With 50 museums, 15 theatres and 20 institutions of higher education Yekaterinburg is sure to have busy cultural life. Recently it has attracted many contemporary artists as the first Ural Biennale of Contemporary Art is now open in the city until middle October.
The exhibitions are set in 6 factories of Yekaterinburg. The most interesting and worth visiting is in Urlamsh - the Ural heavy Machine Building Plant. You can get there by metro. The one and only metro line in Yekaterinburg goes directly to the northern district of Uralmsh. Uralmsh is a large industrial and residential area, back in the 90s it was known as the criminal capital of Russia. It is still a dare to walk in Uralmash after midnight but it's OK during a day. Take my word as I lived in Uralmash for 5 years.
Normally it's impossible to get to the territory of the huge Uralmash factory unless you work there. Thanks to the art you have a unique opportunity to see this top secret place. Getting inside can be quite adventurous. The whole process of entering the factory is a good example of a never-dying Russian bureaucracy. It can be annoying especially if you've already had difficulties getting a visa. But if you have sense of humour the experience is remarkable.

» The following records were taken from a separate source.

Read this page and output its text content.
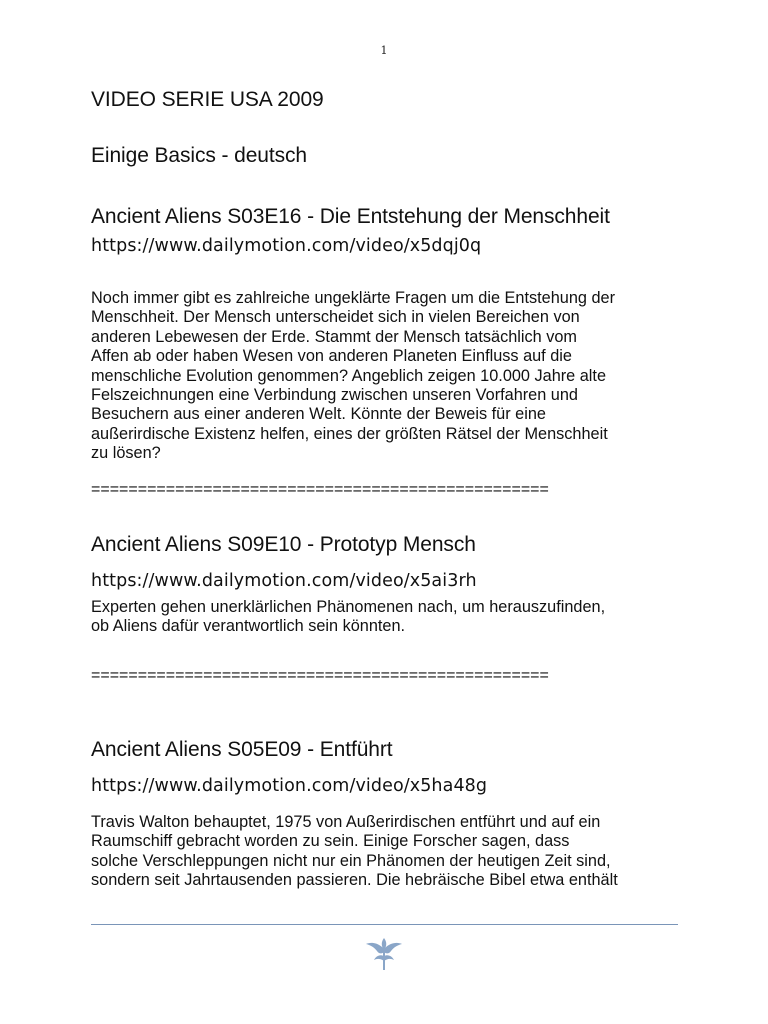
1
VIDEO SERIE USA 2009
Einige Basics - deutsch
Ancient Aliens S03E16 - Die Entstehung der Menschheit
https://www.dailymotion.com/video/x5dqj0q
Noch immer gibt es zahlreiche ungeklärte Fragen um die Entstehung der
Menschheit. Der Mensch unterscheidet sich in vielen Bereichen von
anderen Lebewesen der Erde. Stammt der Mensch tatsächlich vom
Affen ab oder haben Wesen von anderen Planeten Einfluss auf die
menschliche Evolution genommen? Angeblich zeigen 10.000 Jahre alte
Felszeichnungen eine Verbindung zwischen unseren Vorfahren und
Besuchern aus einer anderen Welt. Könnte der Beweis für eine
außerirdische Existenz helfen, eines der größten Rätsel der Menschheit
zu lösen?
=================================================
Ancient Aliens S09E10 - Prototyp Mensch
https://www.dailymotion.com/video/x5ai3rh
Experten gehen unerklärlichen Phänomenen nach, um herauszufinden,
ob Aliens dafür verantwortlich sein könnten.
=================================================
Ancient Aliens S05E09 - Entführt
https://www.dailymotion.com/video/x5ha48g
Travis Walton behauptet, 1975 von Außerirdischen entführt und auf ein
Raumschiff gebracht worden zu sein. Einige Forscher sagen, dass
solche Verschleppungen nicht nur ein Phänomen der heutigen Zeit sind,
sondern seit Jahrtausenden passieren. Die hebräische Bibel etwa enthält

First of all, you have to show your passport everywhere. Then you will be told not to take any photos as if it's not a contemporary exhibition but a KGB office. At the entrance to one of the buildings our group of visitors was greeted by a typically Soviet big shrewish woman in grey uniform with a stern face and a coquettish purple lipsticked mouth. She was a factory security guard and a perfect prototype of a Russian woman of the Cold War era. You know the one that was later fortunately replaced by a new image of slender tennis players. I was tempted to take a picture of that woman but was afraid that she might easily throw me away to the factory shaft for this. The woman said that she wouldn't let us in because we had to have the detailed plan of our excursion in the factory with the copies of our passports, signatures of some important people and probably sealed by Putin at that. We didn't have all those papers. To my reply that we came not to spy but to see the art exhibit she answered in triumph - Bureaucracy is not yet cancelled in Russia! I now have no doubts that it will never be cancelled in Uralmash factory No matter how hard our president is trying to eliminate red tape in the country he simply won't be able to get inside because he hasn't got a detailed plan of his visit.
Anyway, we did get inside after we wrote our full names on a sheet of paper for our lovely lady-guard and promised her not to take any pictures there. Well, I came to see contemporary art so I took a few...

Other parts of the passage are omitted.